We will also be able to add to the evidence base on what factors make it more or less likely that a case of Covid-19 will be severe. Factors we will study include genetics; underlying diseases such as obesity, asthma and mental health problems; socio-demographic variables such as ethnicity and income level; lifestyle factors such as diet and smoking in the household; and environmental variables such as air pollution and access to green spaces.
The impact of lockdown measures
Like many countries, in response to the Covid-19 pandemic the Netherlands implemented a range of measures that had the effect of shutting down large parts of the economy and society. These included the closure of schools, childcare facilities, youth clubs and sports clubs, and the shuttering of many industries, leading to loss of income and uncertainty about future job prospects. As older people were among the vulnerable populations advised to self-isolate, parents could no longer ask grandparents to provide support with childcare.
The lockdown in the Netherlands was nonetheless less severe than in some other European countries: parks and playgrounds remained open, for example, and there were no limits on outdoor exercise.

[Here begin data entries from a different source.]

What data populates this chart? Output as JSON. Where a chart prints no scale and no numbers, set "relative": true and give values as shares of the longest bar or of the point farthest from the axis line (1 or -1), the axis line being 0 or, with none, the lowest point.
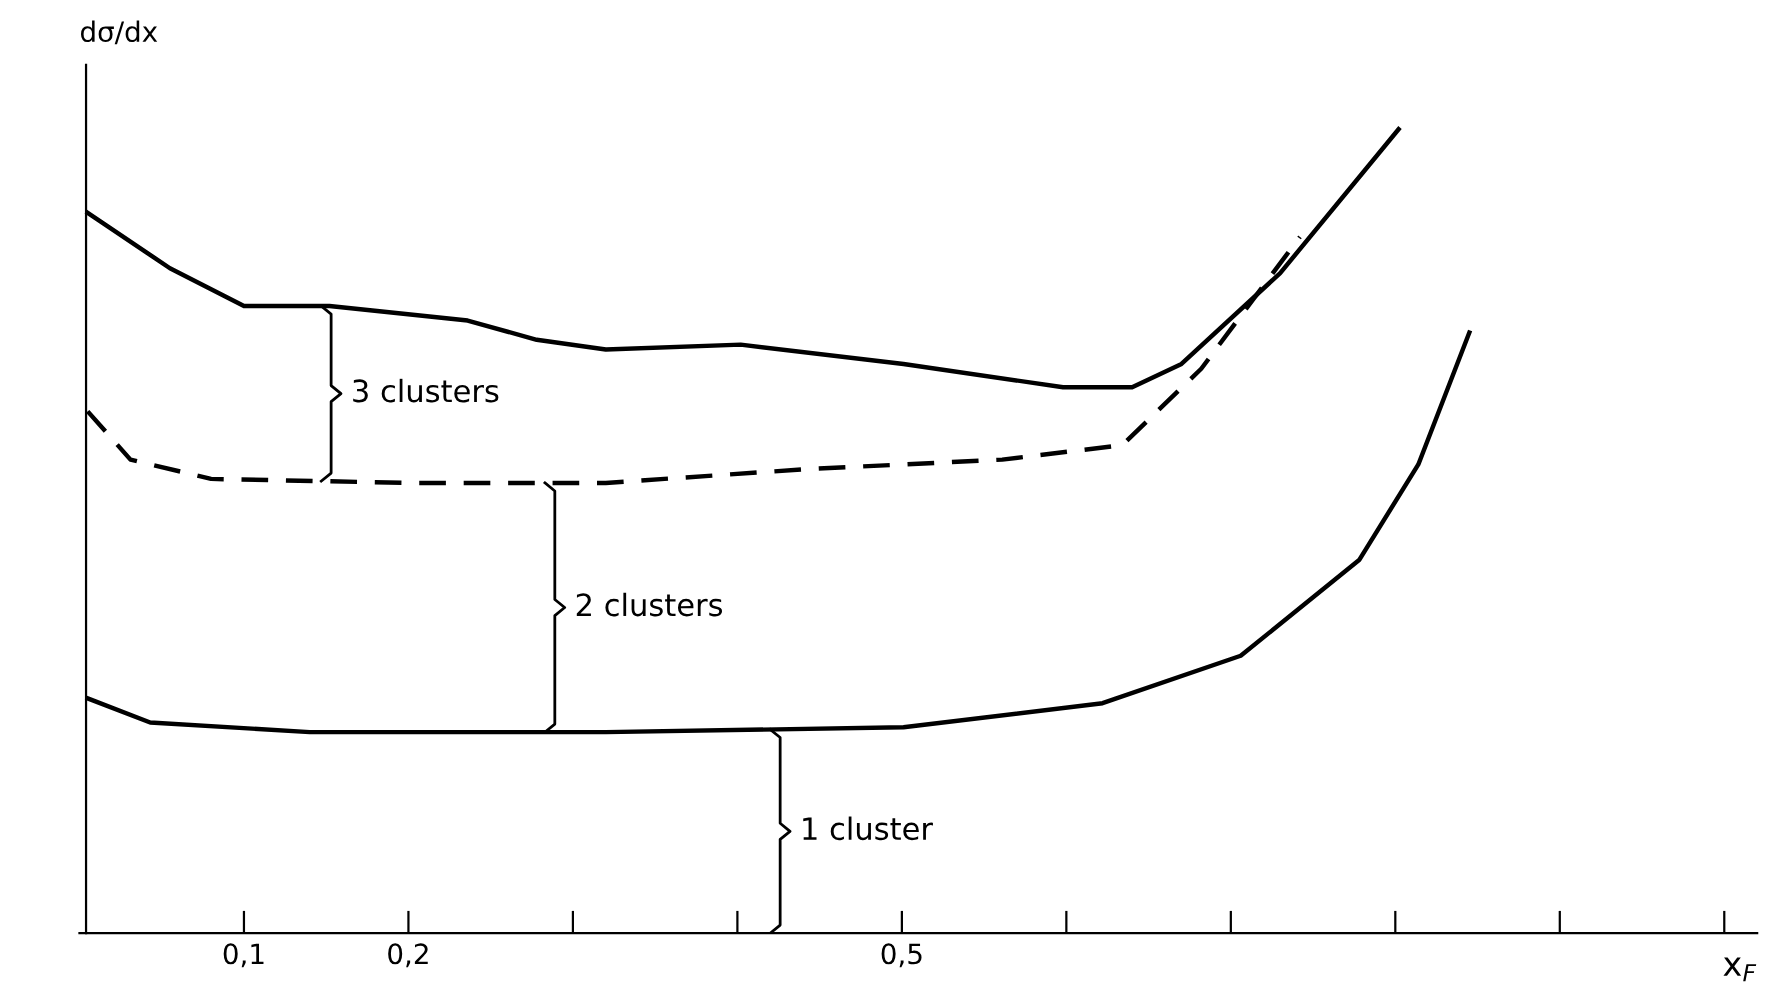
{
  "chart_data": {
    "type": "line",
    "relative": true,
    "xlabel": "x$_{F}$",
    "ylabel": "dσ/dx",
    "tick_labels": "x",
    "grid": false,
    "legend": false,
    "xlim": [
      0,
      1.02
    ],
    "xticks": [
      {
        "value": 0.1,
        "label": "0,1"
      },
      {
        "value": 0.2,
        "label": "0,2"
      },
      {
        "value": 0.3,
        "label": null
      },
      {
        "value": 0.4,
        "label": null
      },
      {
        "value": 0.5,
        "label": "0,5"
      },
      {
        "value": 0.6,
        "label": null
      },
      {
        "value": 0.7,
        "label": null
      },
      {
        "value": 0.8,
        "label": null
      },
      {
        "value": 0.9,
        "label": null
      },
      {
        "value": 1.0,
        "label": null
      }
    ],
    "series": [
      {
        "color": "#000000",
        "line_style": "solid",
        "x": [
          0.005,
          0.055,
          0.1,
          0.152,
          0.236,
          0.278,
          0.32,
          0.402,
          0.501,
          0.598,
          0.64,
          0.67,
          0.73,
          0.802
        ],
        "values": [
          0.896,
          0.827,
          0.78,
          0.78,
          0.762,
          0.738,
          0.726,
          0.732,
          0.708,
          0.679,
          0.679,
          0.708,
          0.821,
          1.0
        ]
      },
      {
        "color": "#000000",
        "line_style": "dashed",
        "x": [
          0.005,
          0.031,
          0.08,
          0.2,
          0.32,
          0.441,
          0.561,
          0.634,
          0.682,
          0.742
        ],
        "values": [
          0.649,
          0.589,
          0.565,
          0.56,
          0.56,
          0.577,
          0.589,
          0.607,
          0.702,
          0.866
        ]
      },
      {
        "color": "#000000",
        "line_style": "solid",
        "x": [
          0.005,
          0.043,
          0.14,
          0.32,
          0.501,
          0.622,
          0.706,
          0.778,
          0.814,
          0.845
        ],
        "values": [
          0.292,
          0.262,
          0.25,
          0.25,
          0.256,
          0.286,
          0.345,
          0.464,
          0.583,
          0.747
        ]
      }
    ],
    "annotations": [
      "3 clusters",
      "2 clusters",
      "1 cluster"
    ]
  }
}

With both cohorts – the teenagers of Generation R, and the babies and toddlers of Generation R Next – we will look at the impacts on their physical and mental health, and at lifestyle and socioeconomic impacts. As well as quantifying these effects, we will look for factors that could explain any differences in effects between individuals. These could include length of school absence, caregiver mental health, the ease with which caregivers were able to balance working from home and parenting, and differences between socio-demographic subgroups – for example, children living in houses with gardens versus small apartments with no outside space.
The decisions to close schools and childcare facilities were not evidence-based, because this was an entirely new situation and there was simply no evidence on which to base them. It is clearly vital that we now gather evidence to inform future policymakers who will need to decide whether the various costs of lockdown justify the benefits of slowing the spread of a virus. Whether in the event of further waves of Covid-19 or an unknown future pandemic, societies will inevitably face such decisions again sooner or later.